We've been doing this for about a year, and I thought life had developed its own rhythm. Even at the best of times, a resident works 80 hours a week or so. So I am primarily responsible for taking care of the various home issues: cooking, dishes, and (most importantly) primary care of our 5-year-old daughter, Haruko. While I never asked Mika to help out, she often volunteered to do the occasional load of dishes or laundry or read the bedtime story to Haruko. But that all changed.

For the last month, Mika has worked in the ER rotation. Basically, she's either at work or asleep. I almost never get to see her; I've been totally on my own--it was an eye-opening view into what single parents must go through.

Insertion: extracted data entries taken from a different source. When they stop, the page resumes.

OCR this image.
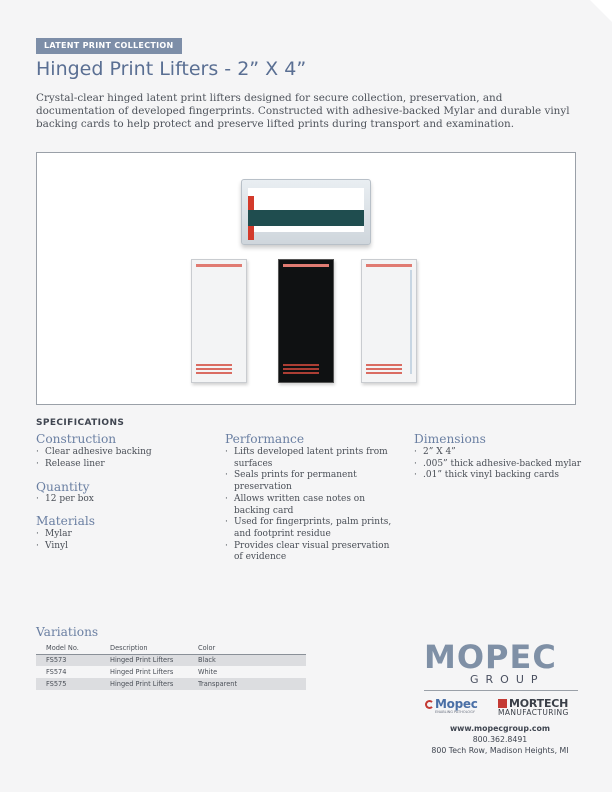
LATENT PRINT COLLECTION
Hinged Print Lifters - 2” X 4”

Crystal-clear hinged latent print lifters designed for secure collection, preservation, and documentation of developed fingerprints. Constructed with adhesive-backed Mylar and durable vinyl backing cards to help protect and preserve lifted prints during transport and examination.

SPECIFICATIONS
Construction
· Clear adhesive backing
· Release liner
Quantity
· 12 per box
Materials
· Mylar
· Vinyl
Performance
· Lifts developed latent prints from surfaces
· Seals prints for permanent preservation
· Allows written case notes on backing card
· Used for fingerprints, palm prints, and footprint residue
· Provides clear visual preservation of evidence
Dimensions
· 2” X 4”
· .005” thick adhesive-backed mylar
· .01” thick vinyl backing cards
Variations
Model No.	Description	Color
FS573	Hinged Print Lifters	Black
FS574	Hinged Print Lifters	White
FS575	Hinged Print Lifters	Transparent
MOPEC
GROUP
Mopec
ENABLING PATHOLOGY
MORTECH
MANUFACTURING
www.mopecgroup.com
800.362.8491
800 Tech Row, Madison Heights, MI
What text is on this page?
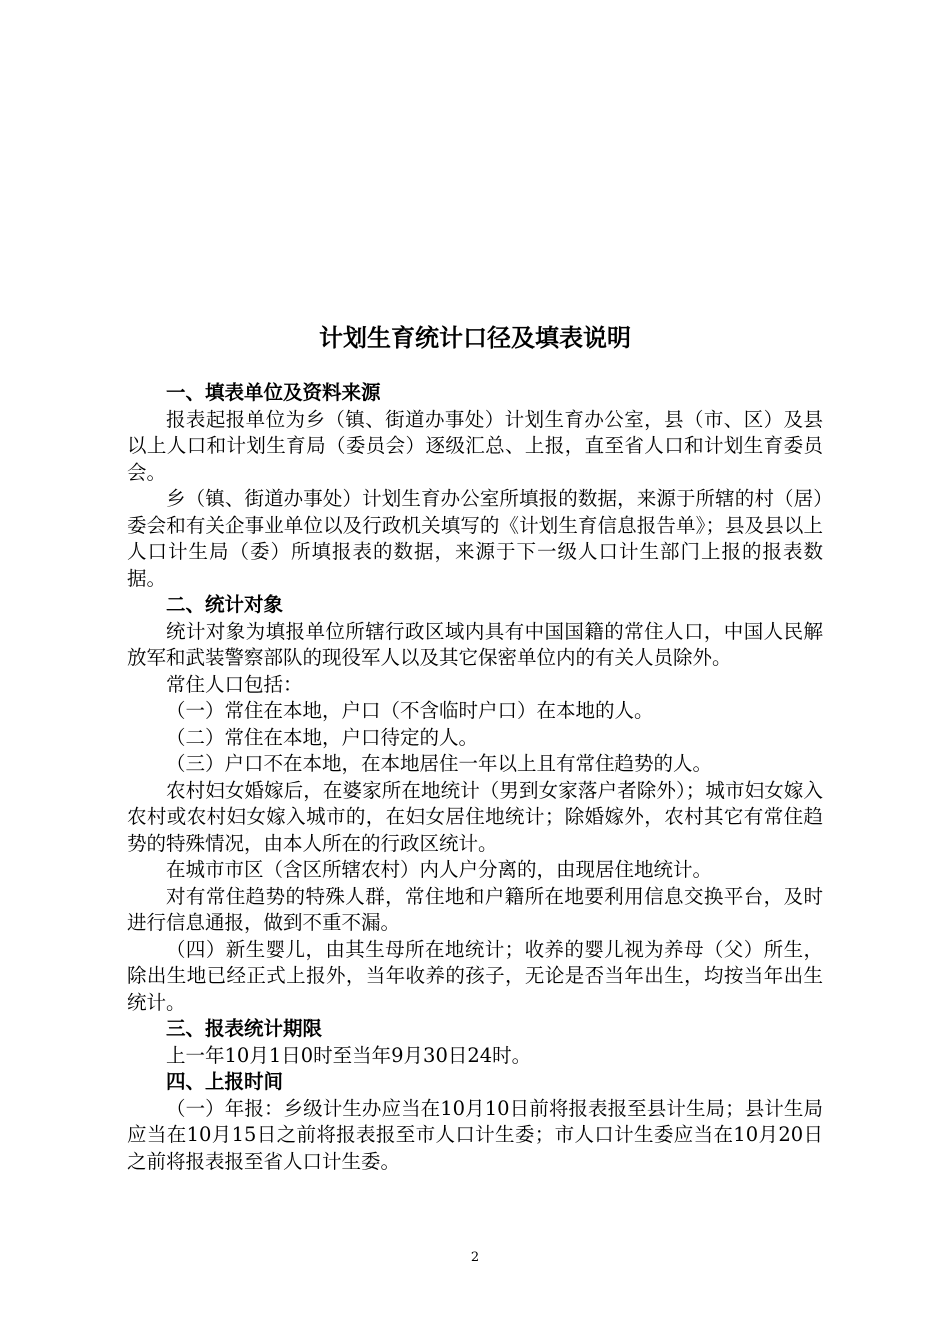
计划生育统计口径及填表说明

一、填表单位及资料来源

报表起报单位为乡（镇、街道办事处）计划生育办公室，县（市、区）及县以上人口和计划生育局（委员会）逐级汇总、上报，直至省人口和计划生育委员会。

乡（镇、街道办事处）计划生育办公室所填报的数据，来源于所辖的村（居）委会和有关企事业单位以及行政机关填写的《计划生育信息报告单》；县及县以上人口计生局（委）所填报表的数据，来源于下一级人口计生部门上报的报表数据。

二、统计对象

统计对象为填报单位所辖行政区域内具有中国国籍的常住人口，中国人民解放军和武装警察部队的现役军人以及其它保密单位内的有关人员除外。

常住人口包括：

（一）常住在本地，户口（不含临时户口）在本地的人。

（二）常住在本地，户口待定的人。

（三）户口不在本地，在本地居住一年以上且有常住趋势的人。

农村妇女婚嫁后，在婆家所在地统计（男到女家落户者除外）；城市妇女嫁入农村或农村妇女嫁入城市的，在妇女居住地统计；除婚嫁外，农村其它有常住趋势的特殊情况，由本人所在的行政区统计。

在城市市区（含区所辖农村）内人户分离的，由现居住地统计。

对有常住趋势的特殊人群，常住地和户籍所在地要利用信息交换平台，及时进行信息通报，做到不重不漏。

（四）新生婴儿，由其生母所在地统计；收养的婴儿视为养母（父）所生，除出生地已经正式上报外，当年收养的孩子，无论是否当年出生，均按当年出生统计。

三、报表统计期限

上一年10月1日0时至当年9月30日24时。

四、上报时间

（一）年报：乡级计生办应当在10月10日前将报表报至县计生局；县计生局应当在10月15日之前将报表报至市人口计生委；市人口计生委应当在10月20日之前将报表报至省人口计生委。

2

Add to that my own schedule. Two months ago I traded my flexible grad-student schedule for the more-structured 40-hour-a-week grind. At first, everything worked fine. I actually had a lot more time for my writing--since I didn't need to worry about exams or projects or studying. Then ER struck, and I couldn't do anything except hold on with my fingernails and count down the days.

OK, enough whining. There's a happy ending to this tale. While studying for her USMLE exams, Mika worked as a research post-doc. There, she found that she loved research, working with biological specimens, microscopes, staining and many other things I really don't understand (it's OK, she doesn't understand my work either). Recently, she decided that she would like to switch from pediatrics to pathology--which would let her follow the interests she developed as a post-doc. Last week, she was accepted into the pathology program (the exact transfer date is still up in the air--but it should be soon). This is good news. The pathology residency program has a much-less demanding schedule. Pathologist residents work a more-regular 40-hour week. When they're on call, they just take the pager home with them; then answer maybe one or two phone calls during the night. Now, she has to spend every fourth night at the hospital and does not get to sleep at all.

So, that part of life should soon get easier.

My summer internship also came to an end. I'm now taking a summer workshop in computational astrobiology (basically applying computer science to the study of where and how life might form in the universe--pretty much the dream science fiction job). So, I'm easing back into the student lifestyle. This should give me more time to spend on my other pursuits (like playing with my daughter and writing).

I hate to promise more frequent posts--that's just asking for trouble. But, the near future (at lest) looks brighter.

Oh, and I shaved my head. No reason.